Кучер дунул в рожок и щелкнул хлыстом. Карета двинулась с места, грохоча колесами по булыжникам и плюхая по лужам. Поскольку загрузка была далеко не полной, рессоры почти не прогибались, и пассажиров ощутимо потряхивало. Барнвельт задумчиво проговорил:
— Знаешь, по-моему, и Гавао, и Визгаш — агенты сунгарской банды, которым поручено заняться нами.
— Как это так? — удивился Тангалоа.
— Все сходится. План на вчерашний вечер был такой: Гавао нас усыпляет, а потом они с Визгашем под видом наших старых добрых друзей выволакивают нас в какой-нибудь безлюдный переулок и преспокойно перерезают глотки. А когда же я сам усыпил Гавао, Визгаш попросту растерялся. Ты видел, как он тогда на нас уставился?
— Вообще-то похоже на правду, Холмс. А что касается Сишена… — тут Тангалоа перешел на местный язык и обратился к курьеру: — Вы нам вроде как-то рассказывали, будто у этого таинственного Шиафази, который правит Сунгаром, чешуйчатые лапы с когтями?
— Именно так, любезные мои зеры!
— Господи! — выдохнул Барнвельт. — Ты что, и в самом деле считаешь, будто Сишен — это Шиафази, и мы спали с ним в одном номере? Да это почище купания с аввалом!
— Вовсе необязательно. Та свара выглядела вполне натурально. Но если предположить, что эта парочка — именно то, что ты говоришь, что тогда с ними делать?

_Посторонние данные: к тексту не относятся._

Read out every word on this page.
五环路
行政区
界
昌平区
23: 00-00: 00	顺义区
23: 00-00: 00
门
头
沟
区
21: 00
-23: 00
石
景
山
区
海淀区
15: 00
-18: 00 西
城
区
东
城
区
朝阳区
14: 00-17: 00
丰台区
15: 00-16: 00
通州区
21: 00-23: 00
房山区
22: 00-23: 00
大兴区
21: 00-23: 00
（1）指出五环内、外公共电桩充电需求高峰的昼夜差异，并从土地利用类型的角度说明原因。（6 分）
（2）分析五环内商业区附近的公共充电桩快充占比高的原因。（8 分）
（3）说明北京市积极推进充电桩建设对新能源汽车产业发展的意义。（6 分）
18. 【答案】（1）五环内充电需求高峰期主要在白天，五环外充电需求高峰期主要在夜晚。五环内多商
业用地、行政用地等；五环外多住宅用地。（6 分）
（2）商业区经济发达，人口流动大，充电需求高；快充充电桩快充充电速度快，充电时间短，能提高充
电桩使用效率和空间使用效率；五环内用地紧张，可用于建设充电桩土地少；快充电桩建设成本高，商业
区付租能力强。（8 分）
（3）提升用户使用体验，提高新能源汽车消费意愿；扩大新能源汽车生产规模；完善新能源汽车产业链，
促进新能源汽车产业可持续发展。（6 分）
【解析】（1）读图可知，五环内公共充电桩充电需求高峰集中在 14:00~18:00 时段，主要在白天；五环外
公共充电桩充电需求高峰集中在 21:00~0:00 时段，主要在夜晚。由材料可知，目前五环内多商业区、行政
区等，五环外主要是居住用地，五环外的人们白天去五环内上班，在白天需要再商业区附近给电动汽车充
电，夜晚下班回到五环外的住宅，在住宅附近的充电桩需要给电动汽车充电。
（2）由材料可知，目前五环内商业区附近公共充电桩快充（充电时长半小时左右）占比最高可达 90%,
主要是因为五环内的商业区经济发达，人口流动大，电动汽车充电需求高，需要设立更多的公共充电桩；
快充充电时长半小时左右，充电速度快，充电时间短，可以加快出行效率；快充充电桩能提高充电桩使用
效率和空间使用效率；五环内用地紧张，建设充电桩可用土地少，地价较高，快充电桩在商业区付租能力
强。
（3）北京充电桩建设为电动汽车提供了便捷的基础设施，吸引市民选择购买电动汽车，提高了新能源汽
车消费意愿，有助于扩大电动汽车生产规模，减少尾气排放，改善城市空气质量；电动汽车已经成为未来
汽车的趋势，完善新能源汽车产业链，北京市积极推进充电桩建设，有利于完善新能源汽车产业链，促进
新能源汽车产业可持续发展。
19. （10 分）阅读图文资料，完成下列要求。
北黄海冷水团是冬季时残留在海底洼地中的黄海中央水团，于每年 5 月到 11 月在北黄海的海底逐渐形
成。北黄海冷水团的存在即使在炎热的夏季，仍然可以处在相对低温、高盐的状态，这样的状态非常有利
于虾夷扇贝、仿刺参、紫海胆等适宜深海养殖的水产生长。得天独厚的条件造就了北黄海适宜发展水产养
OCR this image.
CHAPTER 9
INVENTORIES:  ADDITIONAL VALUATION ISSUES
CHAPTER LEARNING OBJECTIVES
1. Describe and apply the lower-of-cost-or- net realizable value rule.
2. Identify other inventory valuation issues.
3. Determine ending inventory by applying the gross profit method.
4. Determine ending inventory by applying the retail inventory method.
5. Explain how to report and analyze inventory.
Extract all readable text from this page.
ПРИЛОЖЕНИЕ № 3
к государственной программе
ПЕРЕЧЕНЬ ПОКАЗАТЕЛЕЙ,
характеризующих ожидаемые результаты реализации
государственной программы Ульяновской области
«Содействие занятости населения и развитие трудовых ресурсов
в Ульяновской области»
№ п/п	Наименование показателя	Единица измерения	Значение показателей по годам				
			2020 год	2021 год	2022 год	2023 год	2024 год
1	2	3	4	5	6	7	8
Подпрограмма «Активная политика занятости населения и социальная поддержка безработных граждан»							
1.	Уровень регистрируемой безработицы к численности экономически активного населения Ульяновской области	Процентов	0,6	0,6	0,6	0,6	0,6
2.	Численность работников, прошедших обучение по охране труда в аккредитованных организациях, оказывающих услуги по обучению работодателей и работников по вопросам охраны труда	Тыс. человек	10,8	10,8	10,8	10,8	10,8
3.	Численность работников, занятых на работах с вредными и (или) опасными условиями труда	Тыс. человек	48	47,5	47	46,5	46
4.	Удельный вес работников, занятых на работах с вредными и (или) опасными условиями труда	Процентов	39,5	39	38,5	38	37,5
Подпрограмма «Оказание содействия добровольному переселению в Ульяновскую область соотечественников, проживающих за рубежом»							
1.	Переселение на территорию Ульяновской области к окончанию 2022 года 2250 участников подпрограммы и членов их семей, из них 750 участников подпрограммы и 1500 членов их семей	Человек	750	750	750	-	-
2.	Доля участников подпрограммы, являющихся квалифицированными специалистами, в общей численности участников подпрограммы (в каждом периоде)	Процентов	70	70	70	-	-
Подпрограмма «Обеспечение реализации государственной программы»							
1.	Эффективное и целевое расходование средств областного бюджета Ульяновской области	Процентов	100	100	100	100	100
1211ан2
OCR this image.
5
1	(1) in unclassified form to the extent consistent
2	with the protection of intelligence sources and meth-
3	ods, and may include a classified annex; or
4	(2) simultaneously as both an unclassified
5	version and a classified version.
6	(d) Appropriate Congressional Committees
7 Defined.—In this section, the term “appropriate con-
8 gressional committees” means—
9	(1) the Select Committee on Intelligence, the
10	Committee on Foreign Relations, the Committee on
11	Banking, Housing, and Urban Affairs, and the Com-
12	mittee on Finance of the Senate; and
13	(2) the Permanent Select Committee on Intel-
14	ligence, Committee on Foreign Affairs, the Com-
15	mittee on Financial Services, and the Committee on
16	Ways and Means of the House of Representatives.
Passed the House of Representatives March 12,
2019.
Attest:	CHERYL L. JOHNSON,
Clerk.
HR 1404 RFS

— Господи, да понятия не имею: нельзя же убивать каждого встречного, который вызывает малейшие подозрения! Кстати, не очень похоже, чтоб настоящий глава Сунгара болтался тут инкогнито, точно калиф из «Тысячи и одной ночи».
— Со временем мы наверняка это узнаем.
— Угу, хотя лично мне эта работенка все меньше и меньше нравится. Дракона поймать в вишневую сеть, тигрицу словить паутиной — да, тут придется исхитриться.
Барнвельт предложил курьеру сигару, тот взял ее, но заметил:
— Курить в пределах сих запрещается, добрые зеры. Посему подожду я остановки, дабы на крышу вскарабкаться.
Барнвельт находил ароматы скопившихся в тесном пространстве кришнян довольно тягостными: прямо как на фабрике, где делают клей. Ему очень хотелось, чтобы Межпланетный Совет в один из своих регулярных приступов либерализма позволил познакомить эту планету с секретом выделки мыла. В конце концов, разрешили же здесь книгопечатание, что куда как более революционно.